Well, two years has been very swift. The movers came, and packed up all our stuff, and we have packed our bags. Tonight is our very last night in our adopted hometown of Beijing. I am still in denial about the fact that tomorrow we will be leaving our house, and not ever coming back. It hardly feels real. It seems like we were just starting to put our roots down, and figure out this mess and now it's done. But I must say that I have enjoyed our two years here and we have lots of great memories and pictures to share for years to come.
I know China has been in the news a lot as the next new power, the great threat, or the next big market, and I must say after living here I would have to agree. Change is moving so fast that it's hard to keep up. Just looking outside our door at the small piece of Beijing that surrounds us you can see the change that has happened in the two years we've been here. When we arrived in China, there was a corner store in a little squat building surrounded by some other decrepit little shops and standard crappy housing on top. We went away on vacation one weekend and when we came back the store, the shops, the building even, were all gone, except a big pile of rubble. Now there is a nice new modern building that looks like it's on the verge of opening up any day now. Everything changes so amazingly fast here that you really can say that Beijing is different from day to day.
I remember being impressed upon arriving in Beijing by the press of humanity, as well as the seemingly unfettered chaos that abounds in the streets. Two years is just enough time so that the crowds start to feel less crowded, and you can see the patterns in the chaos. At the beginning, the traffic especially, seemed deadly every time I went anywhere, buses would pass within inches, cars would whiz by and I would think to myself, "I almost died!" Now I don't even blink. If a car, bus, bike, or person, passes me by with more than 2 inces to spare I don't even notice it. I am still resistant to the idea of the chaotic mass, instead of a line to check out at a grocery store, or buy subway tickets, but I can if the situation calls for it, elbow my way to the front of a crowded subway, or turn my body into an impassable object to prevent others from forming a chaotic mass in front of me.
Living the foreign service life, I did not experience "the real China," but for that I am glad.
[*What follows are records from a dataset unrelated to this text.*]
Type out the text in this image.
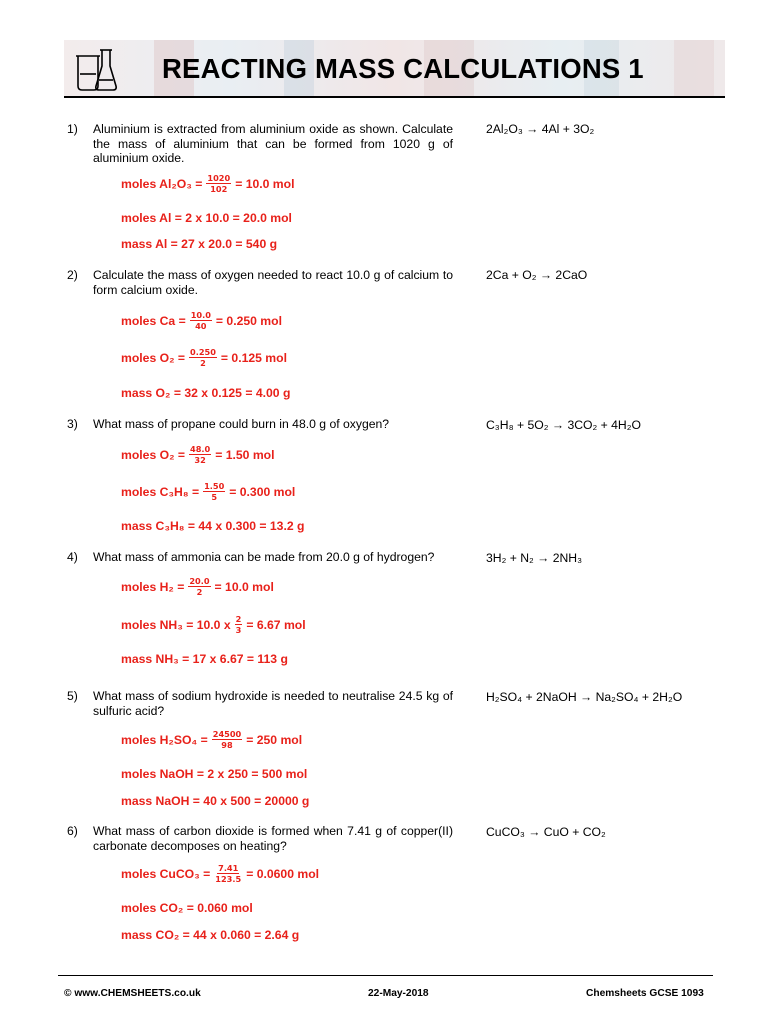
REACTING MASS CALCULATIONS 1
1) Aluminium is extracted from aluminium oxide as shown. Calculate the mass of aluminium that can be formed from 1020 g of aluminium oxide.
2Al₂O₃ → 4Al + 3O₂
moles $Al_2O_3 = \frac{1020}{102} = 10.0$ mol
moles Al = 2 x 10.0 = 20.0 mol
mass Al = 27 x 20.0 = 540 g
2) Calculate the mass of oxygen needed to react 10.0 g of calcium to form calcium oxide.
2Ca + O₂ → 2CaO
moles $Ca = \frac{10.0}{40} = 0.250$ mol
moles $O_2 = \frac{0.250}{2} = 0.125$ mol
mass O₂ = 32 x 0.125 = 4.00 g
3) What mass of propane could burn in 48.0 g of oxygen?	C₃H₈ + 5O₂ → 3CO₂ + 4H₂O
moles $O_2 = \frac{48.0}{32} = 1.50$ mol
moles $C_3H_8 = \frac{1.50}{5} = 0.300$ mol
mass C₃H₈ = 44 x 0.300 = 13.2 g
4) What mass of ammonia can be made from 20.0 g of hydrogen?	3H₂ + N₂ → 2NH₃
moles $H_2 = \frac{20.0}{2} = 10.0$ mol
moles NH₃ = 10.0 x $\frac{2}{3} = 6.67$ mol
mass NH₃ = 17 x 6.67 = 113 g
5) What mass of sodium hydroxide is needed to neutralise 24.5 kg of sulfuric acid?
H₂SO₄ + 2NaOH → Na₂SO₄ + 2H₂O
moles $H_2SO_4 = \frac{24500}{98} = 250$ mol
moles NaOH = 2 x 250 = 500 mol
mass NaOH = 40 x 500 = 20000 g
6) What mass of carbon dioxide is formed when 7.41 g of copper(II) carbonate decomposes on heating?
CuCO₃ → CuO + CO₂
moles CuCO₃ = $\frac{7.41}{123.5} = 0.0600$ mol
moles CO₂ = 0.060 mol
mass CO₂ = 44 x 0.060 = 2.64 g
© www.CHEMSHEETS.co.uk	22-May-2018	Chemsheets GCSE 1093
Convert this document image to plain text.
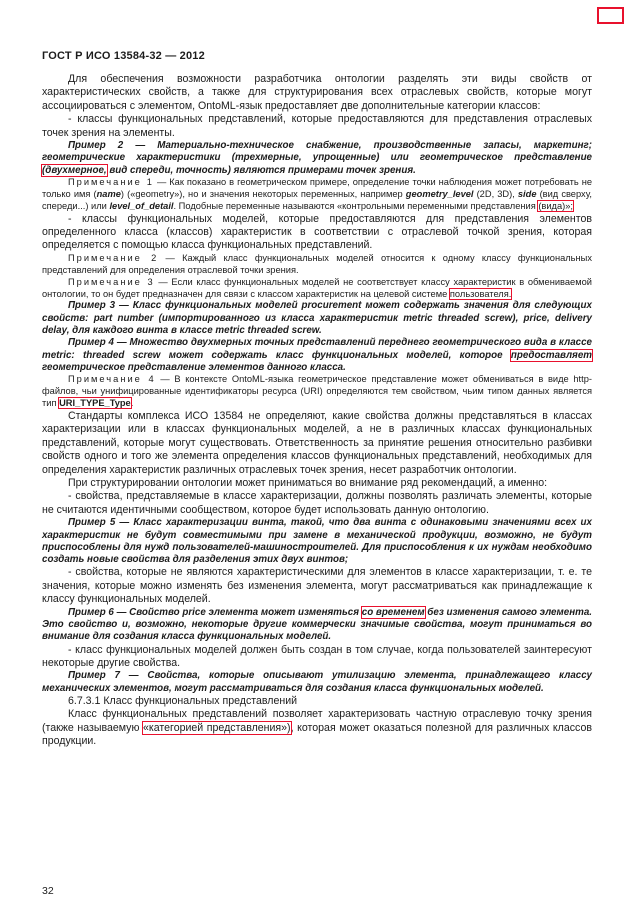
ГОСТ Р ИСО 13584-32 — 2012

Для обеспечения возможности разработчика онтологии разделять эти виды свойств от характеристических свойств, а также для структурирования всех отраслевых свойств, которые могут ассоциироваться с элементом, OntoML-язык предоставляет две дополнительные категории классов:

- классы функциональных представлений, которые предоставляются для представления отраслевых точек зрения на элементы.

Пример 2 — Материально-техническое снабжение, производственные запасы, маркетинг; геометрические характеристики (трехмерные, упрощенные) или геометрическое представление (двухмерное, вид спереди, точность) являются примерами точек зрения.

Примечание 1 — Как показано в геометрическом примере, определение точки наблюдения может потребовать не только имя (name) («geometry»), но и значения некоторых переменных, например geometry_level (2D, 3D), side (вид сверху, спереди...) или level_of_detail. Подобные переменные называются «контрольными переменными представления (вида)»;

- классы функциональных моделей, которые предоставляются для представления элементов определенного класса (классов) характеристик в соответствии с отраслевой точкой зрения, которая определяется с помощью класса функциональных представлений.

Примечание 2 — Каждый класс функциональных моделей относится к одному классу функциональных представлений для определения отраслевой точки зрения.

Примечание 3 — Если класс функциональных моделей не соответствует классу характеристик в обмениваемой онтологии, то он будет предназначен для связи с классом характеристик на целевой системе пользователя.

Пример 3 — Класс функциональных моделей procurement может содержать значения для следующих свойств: part number (импортированного из класса характеристик metric threaded screw), price, delivery delay, для каждого винта в классе metric threaded screw.

Пример 4 — Множество двухмерных точных представлений переднего геометрического вида в классе metric: threaded screw может содержать класс функциональных моделей, которое предоставляет геометрическое представление элементов данного класса.

Примечание 4 — В контексте OntoML-языка геометрическое представление может обмениваться в виде http-файлов, чьи унифицированные идентификаторы ресурса (URI) определяются тем свойством, чьим типом данных является тип URI_TYPE_Type.

Стандарты комплекса ИСО 13584 не определяют, какие свойства должны представляться в классах характеризации или в классах функциональных моделей, а не в различных классах функциональных представлений, которые могут существовать. Ответственность за принятие решения относительно разбивки свойств одного и того же элемента определения классов функциональных представлений, необходимых для определения характеристик различных отраслевых точек зрения, несет разработчик онтологии.

При структурировании онтологии может приниматься во внимание ряд рекомендаций, а именно:

- свойства, представляемые в классе характеризации, должны позволять различать элементы, которые не считаются идентичными сообществом, которое будет использовать данную онтологию.

Пример 5 — Класс характеризации винта, такой, что два винта с одинаковыми значениями всех их характеристик не будут совместимыми при замене в механической продукции, возможно, не будут приспособлены для нужд пользователей-машиностроителей. Для приспособления к их нуждам необходимо создать новые свойства для разделения этих двух винтов;

- свойства, которые не являются характеристическими для элементов в классе характеризации, т. е. те значения, которые можно изменять без изменения элемента, могут рассматриваться как принадлежащие к классу функциональных моделей.

Пример 6 — Свойство price элемента может изменяться со временем без изменения самого элемента. Это свойство и, возможно, некоторые другие коммерчески значимые свойства, могут приниматься во внимание для создания класса функциональных моделей.

- класс функциональных моделей должен быть создан в том случае, когда пользователей заинтересуют некоторые другие свойства.

Пример 7 — Свойства, которые описывают утилизацию элемента, принадлежащего классу механических элементов, могут рассматриваться для создания класса функциональных моделей.

6.7.3.1 Класс функциональных представлений

Класс функциональных представлений позволяет характеризовать частную отраслевую точку зрения (также называемую «категорией представления»), которая может оказаться полезной для различных классов продукции.

32
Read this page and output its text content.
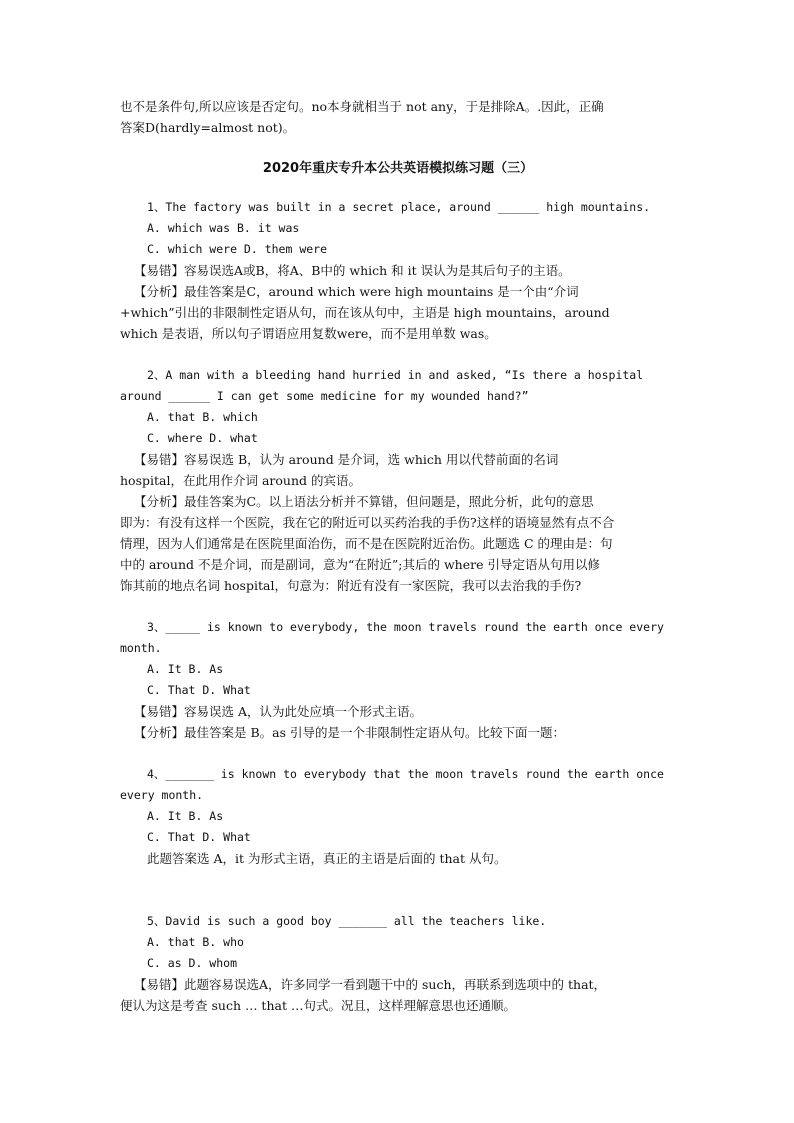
也不是条件句,所以应该是否定句。no本身就相当于 not any，于是排除A。.因此，正确

答案D(hardly=almost not)。

2020年重庆专升本公共英语模拟练习题（三）

1、The factory was built in a secret place, around ______ high mountains.

A. which was B. it was

C. which were D. them were

【易错】容易误选A或B，将A、B中的 which 和 it 误认为是其后句子的主语。

【分析】最佳答案是C，around which were high mountains 是一个由“介词

+which”引出的非限制性定语从句，而在该从句中，主语是 high mountains，around

which 是表语，所以句子谓语应用复数were，而不是用单数 was。

2、A man with a bleeding hand hurried in and asked, “Is there a hospital

around ______ I can get some medicine for my wounded hand?”

A. that B. which

C. where D. what

【易错】容易误选 B，认为 around 是介词，选 which 用以代替前面的名词

hospital，在此用作介词 around 的宾语。

【分析】最佳答案为C。以上语法分析并不算错，但问题是，照此分析，此句的意思

即为：有没有这样一个医院，我在它的附近可以买药治我的手伤?这样的语境显然有点不合

情理，因为人们通常是在医院里面治伤，而不是在医院附近治伤。此题选 C 的理由是：句

中的 around 不是介词，而是副词，意为“在附近”;其后的 where 引导定语从句用以修

饰其前的地点名词 hospital，句意为：附近有没有一家医院，我可以去治我的手伤?

3、_____ is known to everybody, the moon travels round the earth once every

month.

A. It B. As

C. That D. What

【易错】容易误选 A，认为此处应填一个形式主语。

【分析】最佳答案是 B。as 引导的是一个非限制性定语从句。比较下面一题：

4、_______ is known to everybody that the moon travels round the earth once

every month.

A. It B. As

C. That D. What

此题答案选 A，it 为形式主语，真正的主语是后面的 that 从句。

5、David is such a good boy _______ all the teachers like.

A. that B. who

C. as D. whom

【易错】此题容易误选A，许多同学一看到题干中的 such，再联系到选项中的 that，

便认为这是考查 such … that …句式。况且，这样理解意思也还通顺。
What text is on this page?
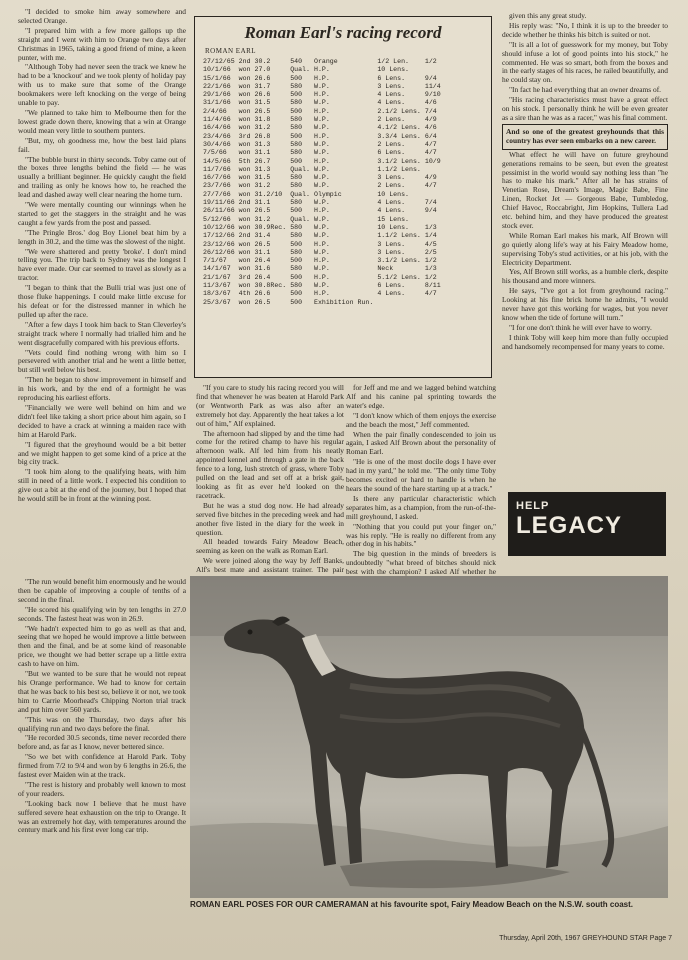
"I decided to smoke him away somewhere and selected Orange.

"I prepared him with a few more gallops up the straight and I went with him to Orange two days after Christmas in 1965, taking a good friend of mine, a keen punter, with me.

"Although Toby had never seen the track we knew he had to be a 'knockout' and we took plenty of holiday pay with us to make sure that some of the Orange bookmakers were left knocking on the verge of being unable to pay.

"We planned to take him to Melbourne then for the lowest grade down there, knowing that a win at Orange would mean very little to southern punters.

"But, my, oh goodness me, how the best laid plans fail.

"The bubble burst in thirty seconds. Toby came out of the boxes three lengths behind the field — he was usually a brilliant beginner. He quickly caught the field and trailing as only he knows how to, he reached the lead and dashed away well clear nearing the home turn.

"We were mentally counting our winnings when he started to get the staggers in the straight and he was caught a few yards from the post and passed.

"The Pringle Bros.' dog Boy Lionel beat him by a length in 30.2, and the time was the slowest of the night.

"We were shattered and pretty 'broke'. I don't mind telling you. The trip back to Sydney was the longest I have ever made. Our car seemed to travel as slowly as a tractor.

"I began to think that the Bulli trial was just one of those fluke happenings. I could make little excuse for his defeat or for the distressed manner in which he pulled up after the race.

"After a few days I took him back to Stan Cleverley's straight track where I normally had trialled him and he went disgracefully compared with his previous efforts.

"Vets could find nothing wrong with him so I persevered with another trial and he went a little better, but still well below his best.

"Then he began to show improvement in himself and in his work, and by the end of a fortnight he was reproducing his earliest efforts.

"Financially we were well behind on him and we didn't feel like taking a short price about him again, so I decided to have a crack at winning a maiden race with him at Harold Park.

"I figured that the greyhound would be a bit better and we might happen to get some kind of a price at the big city track.

"I took him along to the qualifying heats, with him still in need of a little work. I expected his condition to give out a bit at the end of the journey, but I hoped that he would still be in front at the winning post.

Roman Earl's racing record
ROMAN EARL
27/12/65	2nd	30.2	540	Orange	1/2 Len.	1/2
10/1/66	won	27.0	Qual.	H.P.	10 Lens.	
15/1/66	won	26.6	500	H.P.	6 Lens.	9/4
22/1/66	won	31.7	580	W.P.	3 Lens.	11/4
29/1/66	won	26.6	500	H.P.	4 Lens.	9/10
31/1/66	won	31.5	580	W.P.	4 Lens.	4/6
2/4/66	won	26.5	500	H.P.	2.1/2 Lens.	7/4
11/4/66	won	31.8	580	W.P.	2 Lens.	4/9
16/4/66	won	31.2	580	W.P.	4.1/2 Lens.	4/6
23/4/66	3rd	26.8	500	H.P.	3.3/4 Lens.	6/4
30/4/66	won	31.3	580	W.P.	2 Lens.	4/7
7/5/66	won	31.1	580	W.P.	6 Lens.	4/7
14/5/66	5th	26.7	500	H.P.	3.1/2 Lens.	10/9
11/7/66	won	31.3	Qual.	W.P.	1.1/2 Lens.	
16/7/66	won	31.5	580	W.P.	3 Lens.	4/9
23/7/66	won	31.2	580	W.P.	2 Lens.	4/7
27/7/66	won	31.2/10	Qual.	Olympic	10 Lens.	
19/11/66	2nd	31.1	580	W.P.	4 Lens.	7/4
26/11/66	won	26.5	500	H.P.	4 Lens.	9/4
5/12/66	won	31.2	Qual.	W.P.	15 Lens.	
10/12/66	won	30.9Rec.	580	W.P.	10 Lens.	1/3
17/12/66	2nd	31.4	580	W.P.	1.1/2 Lens.	1/4
23/12/66	won	26.5	500	H.P.	3 Lens.	4/5
26/12/66	won	31.1	580	W.P.	3 Lens.	2/5
7/1/67	won	26.4	500	H.P.	3.1/2 Lens.	1/2
14/1/67	won	31.6	580	W.P.	Neck	1/3
21/1/67	3rd	26.4	500	H.P.	5.1/2 Lens.	1/2
11/3/67	won	30.8Rec.	580	W.P.	6 Lens.	8/11
18/3/67	4th	26.6	500	H.P.	4 Lens.	4/7
25/3/67	won	26.5	500	Exhibition Run.		

given this any great study.

His reply was: "No, I think it is up to the breeder to decide whether he thinks his bitch is suited or not.

"It is all a lot of guesswork for my money, but Toby should infuse a lot of good points into his stock," he commented. He was so smart, both from the boxes and in the early stages of his races, he railed beautifully, and he could stay on.

"In fact he had everything that an owner dreams of.

"His racing characteristics must have a great effect on his stock. I personally think he will be even greater as a sire than he was as a racer," was his final comment.

And so one of the greatest greyhounds that this country has ever seen embarks on a new career.

What effect he will have on future greyhound generations remains to be seen, but even the greatest pessimist in the world would say nothing less than "he has to make his mark." After all he has strains of Venetian Rose, Dream's Image, Magic Babe, Fine Linen, Rocket Jet — Gorgeous Babe, Tumbledog, Chief Havoc, Roccabright, Jim Hopkins, Tullera Lad etc. behind him, and they have produced the greatest stock ever.

While Roman Earl makes his mark, Alf Brown will go quietly along life's way at his Fairy Meadow home, supervising Toby's stud activities, or at his job, with the Electricity Department.

Yes, Alf Brown still works, as a humble clerk, despite his thousand and more winners.

He says, "I've got a lot from greyhound racing." Looking at his fine brick home he admits, "I would never have got this working for wages, but you never know when the tide of fortune will turn."

"I for one don't think he will ever have to worry.

I think Toby will keep him more than fully occupied and handsomely recompensed for many years to come.

"If you care to study his racing record you will find that whenever he was beaten at Harold Park (or Wentworth Park as was also after an extremely hot day. Apparently the heat takes a lot out of him," Alf explained.

The afternoon had slipped by and the time had come for the retired champ to have his regular afternoon walk. Alf led him from his neatly appointed kennel and through a gate in the back fence to a long, lush stretch of grass, where Toby pulled on the lead and set off at a brisk gait, looking as fit as ever he'd looked on the racetrack.

But he was a stud dog now. He had already served five bitches in the preceding week and had another five listed in the diary for the week in question.

All headed towards Fairy Meadow Beach, seeming as keen on the walk as Roman Earl.

We were joined along the way by Jeff Banks, Alf's best mate and assistant trainer. The pair

for Jeff and me and we lagged behind watching Alf and his canine pal sprinting towards the water's edge.

"I don't know which of them enjoys the exercise and the beach the most," Jeff commented.

When the pair finally condescended to join us again, I asked Alf Brown about the personality of Roman Earl.

"He is one of the most docile dogs I have ever had in my yard," he told me. "The only time Toby becomes excited or hard to handle is when he hears the sound of the hare starting up at a track."

Is there any particular characteristic which separates him, as a champion, from the run-of-the-mill greyhound, I asked.

"Nothing that you could put your finger on," was his reply. "He is really no different from any other dog in his habits."

The big question in the minds of breeders is undoubtedly "what breed of bitches should nick best with the champion? I asked Alf whether he

HELP
LEGACY

"The run would benefit him enormously and he would then be capable of improving a couple of tenths of a second in the final.

"He scored his qualifying win by ten lengths in 27.0 seconds. The fastest heat was won in 26.9.

"We hadn't expected him to go as well as that and, seeing that we hoped he would improve a little between then and the final, and be at some kind of reasonable price, we thought we had better scrape up a little extra cash to have on him.

"But we wanted to be sure that he would not repeat his Orange performance. We had to know for certain that he was back to his best so, believe it or not, we took him to Carrie Moorhead's Chipping Norton trial track and put him over 560 yards.

"This was on the Thursday, two days after his qualifying run and two days before the final.

"He recorded 30.5 seconds, time never recorded there before and, as far as I know, never bettered since.

"So we bet with confidence at Harold Park. Toby firmed from 7/2 to 9/4 and won by 6 lengths in 26.6, the fastest ever Maiden win at the track.

"The rest is history and probably well known to most of your readers.

"Looking back now I believe that he must have suffered severe heat exhaustion on the trip to Orange. It was an extremely hot day, with temperatures around the century mark and his first ever long car trip.

ROMAN EARL POSES FOR OUR CAMERAMAN at his favourite spot, Fairy Meadow Beach on the N.S.W. south coast.
Thursday, April 20th, 1967 GREYHOUND STAR Page 7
I would probably hate China, if I had to spend a workday traveling to four different government offices to pay my phone bill, or live in an unheated hutong (Chinese courtyard house) with neighbors who think that crowded and loud are good times. (Chinese people like to go on vacation when everyone else goes, and like to go to the destinations that everyone else goes to. During any given Chinese holiday you can go through a tourist site without walking if you merely stick out your elbows and pick up your feet) But I now have a feel for China that I never had before. I can't say that I "know" China or the Chinese, but I can relate a little better than before, and for the next two weeks, while my China knowledge is still current, I will be able to say I understand a little of what is going on.